Kids thrive when they know what’s next. It helps ground them in space and in time. It helps them feel safe and secure. When there’s a plan, there are less decisions to be made. This is where the mental load falls on the supervising adult. Defining, testing out, and revising a routine that works for your family takes effort. Remembering what works and what doesn’t then explicitly sharing that predictable plan with your partner, babysitter, or other caring adult is the invisible labor of this care task.

For us, after dinner, one child would head to the bathroom to brush teeth. I’d often support this process, especially the flossing. The other two kids would be tasked with selecting a book and putting on their pajamas (if they weren’t already on from an earlier bath).
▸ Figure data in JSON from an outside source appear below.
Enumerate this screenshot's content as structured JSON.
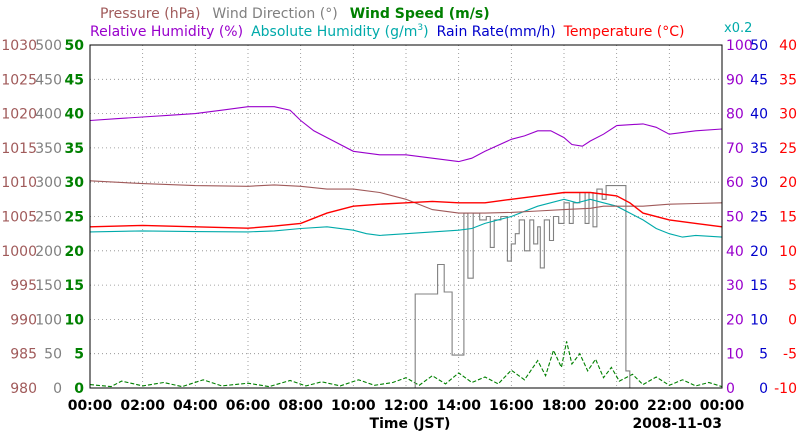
{
  "chart_data": {
    "type": "line",
    "date": "2008-11-03",
    "x_label": "Time (JST)",
    "x_ticks": [
      "00:00",
      "02:00",
      "04:00",
      "06:00",
      "08:00",
      "10:00",
      "12:00",
      "14:00",
      "16:00",
      "18:00",
      "20:00",
      "22:00",
      "00:00"
    ],
    "legend_row1": [
      {
        "name": "Pressure (hPa)",
        "color": "#a05a5a"
      },
      {
        "name": "Wind Direction (°)",
        "color": "#808080"
      },
      {
        "name": "Wind Speed (m/s)",
        "color": "#008000"
      }
    ],
    "legend_row2": [
      {
        "name": "Relative Humidity (%)",
        "color": "#9900cc"
      },
      {
        "name": "Absolute Humidity (g/m",
        "sup": "3",
        "suffix": ")",
        "color": "#00aaaa"
      },
      {
        "name": "Rain Rate(mm/h)",
        "color": "#0000cc"
      },
      {
        "name": "Temperature (°C)",
        "color": "#ff0000"
      }
    ],
    "abs_humidity_note": "x0.2",
    "axes": {
      "pressure": {
        "color": "#a05a5a",
        "range": [
          980,
          1030
        ],
        "ticks": [
          "1030",
          "1025",
          "1020",
          "1015",
          "1010",
          "1005",
          "1000",
          "995",
          "990",
          "985",
          "980"
        ]
      },
      "wind_direction": {
        "color": "#808080",
        "range": [
          0,
          500
        ],
        "ticks": [
          "500",
          "450",
          "400",
          "350",
          "300",
          "250",
          "200",
          "150",
          "100",
          "50",
          "0"
        ]
      },
      "wind_speed": {
        "color": "#008000",
        "range": [
          0,
          50
        ],
        "ticks": [
          "50",
          "45",
          "40",
          "35",
          "30",
          "25",
          "20",
          "15",
          "10",
          "5",
          "0"
        ]
      },
      "humidity": {
        "color": "#9900cc",
        "range": [
          0,
          100
        ],
        "ticks": [
          "100",
          "90",
          "80",
          "70",
          "60",
          "50",
          "40",
          "30",
          "20",
          "10",
          "0"
        ]
      },
      "rain_rate": {
        "color": "#0000cc",
        "range": [
          0,
          50
        ],
        "ticks": [
          "50",
          "45",
          "40",
          "35",
          "30",
          "25",
          "20",
          "15",
          "10",
          "5",
          "0"
        ]
      },
      "temperature": {
        "color": "#ff0000",
        "range": [
          -10,
          40
        ],
        "ticks": [
          "40",
          "35",
          "30",
          "25",
          "20",
          "15",
          "10",
          "5",
          "0",
          "-5",
          "-10"
        ]
      }
    },
    "series": [
      {
        "key": "rh",
        "name": "Relative Humidity",
        "axis": "humidity",
        "color": "#9900cc",
        "points": [
          [
            0,
            78
          ],
          [
            1,
            78.5
          ],
          [
            2,
            79
          ],
          [
            3,
            79.5
          ],
          [
            4,
            80
          ],
          [
            5,
            81
          ],
          [
            6,
            82
          ],
          [
            7,
            82
          ],
          [
            7.6,
            81
          ],
          [
            8,
            78
          ],
          [
            8.5,
            75
          ],
          [
            9,
            73
          ],
          [
            10,
            69
          ],
          [
            11,
            68
          ],
          [
            12,
            68
          ],
          [
            13,
            67
          ],
          [
            14,
            66
          ],
          [
            14.5,
            67
          ],
          [
            15,
            69
          ],
          [
            16,
            72.5
          ],
          [
            16.5,
            73.5
          ],
          [
            17,
            75
          ],
          [
            17.5,
            75
          ],
          [
            18,
            73
          ],
          [
            18.3,
            71
          ],
          [
            18.7,
            70.5
          ],
          [
            19,
            72
          ],
          [
            19.5,
            74
          ],
          [
            20,
            76.5
          ],
          [
            21,
            77
          ],
          [
            21.5,
            76
          ],
          [
            22,
            74
          ],
          [
            23,
            75
          ],
          [
            24,
            75.5
          ]
        ]
      },
      {
        "key": "pressure",
        "name": "Pressure",
        "axis": "pressure",
        "color": "#a05a5a",
        "points": [
          [
            0,
            1010.2
          ],
          [
            2,
            1009.8
          ],
          [
            4,
            1009.5
          ],
          [
            6,
            1009.4
          ],
          [
            7,
            1009.6
          ],
          [
            8,
            1009.4
          ],
          [
            9,
            1009
          ],
          [
            10,
            1009
          ],
          [
            11,
            1008.5
          ],
          [
            12,
            1007.5
          ],
          [
            13,
            1006
          ],
          [
            14,
            1005.5
          ],
          [
            15,
            1005.5
          ],
          [
            16,
            1005.6
          ],
          [
            17,
            1005.8
          ],
          [
            18,
            1006
          ],
          [
            19,
            1006.2
          ],
          [
            19.5,
            1006.5
          ],
          [
            20,
            1006.5
          ],
          [
            21,
            1006.5
          ],
          [
            22,
            1006.8
          ],
          [
            23,
            1006.9
          ],
          [
            24,
            1007
          ]
        ]
      },
      {
        "key": "abs_hum",
        "name": "Absolute Humidity x0.2",
        "axis": "humidity",
        "color": "#00aaaa",
        "points": [
          [
            0,
            45.5
          ],
          [
            2,
            45.8
          ],
          [
            4,
            45.6
          ],
          [
            6,
            45.5
          ],
          [
            7,
            45.8
          ],
          [
            8,
            46.5
          ],
          [
            9,
            47
          ],
          [
            10,
            46
          ],
          [
            10.5,
            45
          ],
          [
            11,
            44.5
          ],
          [
            12,
            45
          ],
          [
            13,
            45.5
          ],
          [
            14,
            46
          ],
          [
            14.5,
            46.5
          ],
          [
            15,
            48
          ],
          [
            16,
            50
          ],
          [
            17,
            53
          ],
          [
            18,
            55
          ],
          [
            18.5,
            54
          ],
          [
            19,
            55
          ],
          [
            19.5,
            54
          ],
          [
            20,
            53
          ],
          [
            21,
            49
          ],
          [
            21.5,
            46.5
          ],
          [
            22,
            45
          ],
          [
            22.5,
            44
          ],
          [
            23,
            44.5
          ],
          [
            24,
            44
          ]
        ]
      },
      {
        "key": "temp",
        "name": "Temperature",
        "axis": "temperature",
        "color": "#ff0000",
        "points": [
          [
            0,
            13.5
          ],
          [
            2,
            13.7
          ],
          [
            4,
            13.5
          ],
          [
            6,
            13.3
          ],
          [
            7,
            13.6
          ],
          [
            8,
            14
          ],
          [
            9,
            15.5
          ],
          [
            10,
            16.5
          ],
          [
            11,
            16.8
          ],
          [
            12,
            17
          ],
          [
            13,
            17.2
          ],
          [
            14,
            17
          ],
          [
            15,
            17
          ],
          [
            16,
            17.5
          ],
          [
            17,
            18
          ],
          [
            18,
            18.5
          ],
          [
            19,
            18.5
          ],
          [
            20,
            18
          ],
          [
            20.5,
            17
          ],
          [
            21,
            15.5
          ],
          [
            22,
            14.5
          ],
          [
            23,
            14
          ],
          [
            24,
            13.5
          ]
        ]
      },
      {
        "key": "wind_dir",
        "name": "Wind Direction",
        "axis": "wind_direction",
        "color": "#808080",
        "points": [
          [
            12.35,
            0
          ],
          [
            12.35,
            137
          ],
          [
            13.2,
            137
          ],
          [
            13.2,
            180
          ],
          [
            13.45,
            180
          ],
          [
            13.45,
            140
          ],
          [
            13.75,
            140
          ],
          [
            13.75,
            48
          ],
          [
            14.2,
            48
          ],
          [
            14.2,
            255
          ],
          [
            14.35,
            255
          ],
          [
            14.35,
            160
          ],
          [
            14.55,
            160
          ],
          [
            14.55,
            255
          ],
          [
            14.8,
            255
          ],
          [
            14.8,
            245
          ],
          [
            15.05,
            245
          ],
          [
            15.05,
            250
          ],
          [
            15.2,
            250
          ],
          [
            15.2,
            205
          ],
          [
            15.35,
            205
          ],
          [
            15.35,
            245
          ],
          [
            15.6,
            245
          ],
          [
            15.6,
            250
          ],
          [
            15.85,
            250
          ],
          [
            15.85,
            185
          ],
          [
            16,
            185
          ],
          [
            16,
            210
          ],
          [
            16.15,
            210
          ],
          [
            16.15,
            225
          ],
          [
            16.3,
            225
          ],
          [
            16.3,
            245
          ],
          [
            16.5,
            245
          ],
          [
            16.5,
            200
          ],
          [
            16.7,
            200
          ],
          [
            16.7,
            245
          ],
          [
            16.85,
            245
          ],
          [
            16.85,
            210
          ],
          [
            17,
            210
          ],
          [
            17,
            235
          ],
          [
            17.1,
            235
          ],
          [
            17.1,
            175
          ],
          [
            17.25,
            175
          ],
          [
            17.25,
            245
          ],
          [
            17.45,
            245
          ],
          [
            17.45,
            215
          ],
          [
            17.6,
            215
          ],
          [
            17.6,
            250
          ],
          [
            17.8,
            250
          ],
          [
            17.8,
            240
          ],
          [
            18,
            240
          ],
          [
            18,
            270
          ],
          [
            18.2,
            270
          ],
          [
            18.2,
            240
          ],
          [
            18.35,
            240
          ],
          [
            18.35,
            270
          ],
          [
            18.6,
            270
          ],
          [
            18.6,
            285
          ],
          [
            18.8,
            285
          ],
          [
            18.8,
            240
          ],
          [
            18.95,
            240
          ],
          [
            18.95,
            285
          ],
          [
            19.1,
            285
          ],
          [
            19.1,
            235
          ],
          [
            19.25,
            235
          ],
          [
            19.25,
            290
          ],
          [
            19.45,
            290
          ],
          [
            19.45,
            275
          ],
          [
            19.6,
            275
          ],
          [
            19.6,
            295
          ],
          [
            20.35,
            295
          ],
          [
            20.35,
            25
          ],
          [
            20.5,
            25
          ],
          [
            20.5,
            0
          ]
        ]
      },
      {
        "key": "wind_speed",
        "name": "Wind Speed",
        "axis": "wind_speed",
        "color": "#008000",
        "dashed": true,
        "points": [
          [
            0,
            0.5
          ],
          [
            0.8,
            0.2
          ],
          [
            1.2,
            1
          ],
          [
            2,
            0.3
          ],
          [
            2.8,
            0.8
          ],
          [
            3.5,
            0.2
          ],
          [
            4.3,
            1.2
          ],
          [
            5,
            0.3
          ],
          [
            6,
            0.7
          ],
          [
            6.8,
            0.2
          ],
          [
            7.6,
            1.1
          ],
          [
            8.2,
            0.3
          ],
          [
            8.8,
            0.9
          ],
          [
            9.5,
            0.3
          ],
          [
            10.2,
            1.2
          ],
          [
            10.8,
            0.4
          ],
          [
            11.5,
            0.8
          ],
          [
            12,
            1.5
          ],
          [
            12.5,
            0.4
          ],
          [
            13,
            1.8
          ],
          [
            13.5,
            0.6
          ],
          [
            14,
            2.2
          ],
          [
            14.5,
            0.8
          ],
          [
            15,
            1.6
          ],
          [
            15.5,
            0.6
          ],
          [
            16,
            2.6
          ],
          [
            16.5,
            1.2
          ],
          [
            17,
            4
          ],
          [
            17.3,
            1.8
          ],
          [
            17.6,
            5.5
          ],
          [
            17.9,
            3
          ],
          [
            18.1,
            6.8
          ],
          [
            18.3,
            3.5
          ],
          [
            18.6,
            5
          ],
          [
            18.9,
            2.5
          ],
          [
            19.2,
            4.2
          ],
          [
            19.5,
            1.5
          ],
          [
            19.8,
            3
          ],
          [
            20.1,
            1
          ],
          [
            20.6,
            2
          ],
          [
            21,
            0.5
          ],
          [
            21.5,
            1.6
          ],
          [
            22,
            0.4
          ],
          [
            22.5,
            1.2
          ],
          [
            23,
            0.3
          ],
          [
            23.5,
            0.8
          ],
          [
            24,
            0.2
          ]
        ]
      }
    ]
  }
}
I’d call the next kid to the bathroom to brush teeth and so on. The only other acceptable tasks they could engage in at this time were clearing their floor of toys, playing quietly in their room with a few items, or reading a book. Both the noise level and energy levels were expected to come down.

Each bedroom had a lamp and a clock radio, so I’d turn off the overhead lights and turn on the local classical / jazz station for background noise. Both their environment and the process indicated that the day was done. It was a way of calming both my nervous system and theirs. We’d read for about a half hour as a pile of four together, or two kids would pair up while I read to the other. This was the routine that was a delight.

Yet, just because you have a plan doesn’t mean it always goes off without disruption.

Young Black girl with curly hair pulled up in a ponytail laying on her back with eye mask lifted up grinning sneakily.

Get used to expecting the unexpected.

The Bedtime Routine Fair Play card is classified as a daily grind within the Caregiving suit. Some nights I’d enjoy executing the step-by-step process I’d outlined for my kids, and some nights I was at my wits end. I couldn’t get through it fast enough. Raising humans is hard, and there are so many potential disruptions to the nightly bedtime routine that for you, even the word ‘routine’ may seem laughable.

One friend shared that her toddler had so much energy at the end of the night that she’d allow him to bounce himself wild in his crib until he fell straight to sleep. One moment bouncing, the next asleep - no transition at all. My son would occasionally fall asleep in the hallway or on his floor while playing. On other days their dad would walk in from work right as the energy would be settling, only to get boosted back up again.

Then there are the delay tactics: getting up for water, getting up to peek in to see if we were awake, getting up to play on the floor with the lights out, over-exhausted silliness that got on everyone’s nerves, reading under the covers with a flashlight… the options were endless. My response was always the same, “back to bed,” or no words at all, just direct body language of what was expected. Over and over and over. This was the routine that was a disaster.

Having a bedtime routine doesn’t equal 100% consistent results. It’s rolling the dice for “delight or disaster” most days. When you’re in it, it’s easy to forget that the kids are growing. Once I accepted how unpredictable holding the Bedtime Routine card could be, the easier it was to navigate.

In my mind I’d shift to the reward of making it through another day with my beautiful crew, and then tuck myself in bed to absorb every available minute of sleep for myself. Then, I blinked, and now they’re the ones to tuck me in.

As a “daily grind” card, Bedtime Routine can and should be swapped every so often with your partner, sitter, and other responsible adults. It encourages the kids to adapt to change and rely on themselves to sleep soundly. It also gives you a break and a chance to wind down on your own schedule.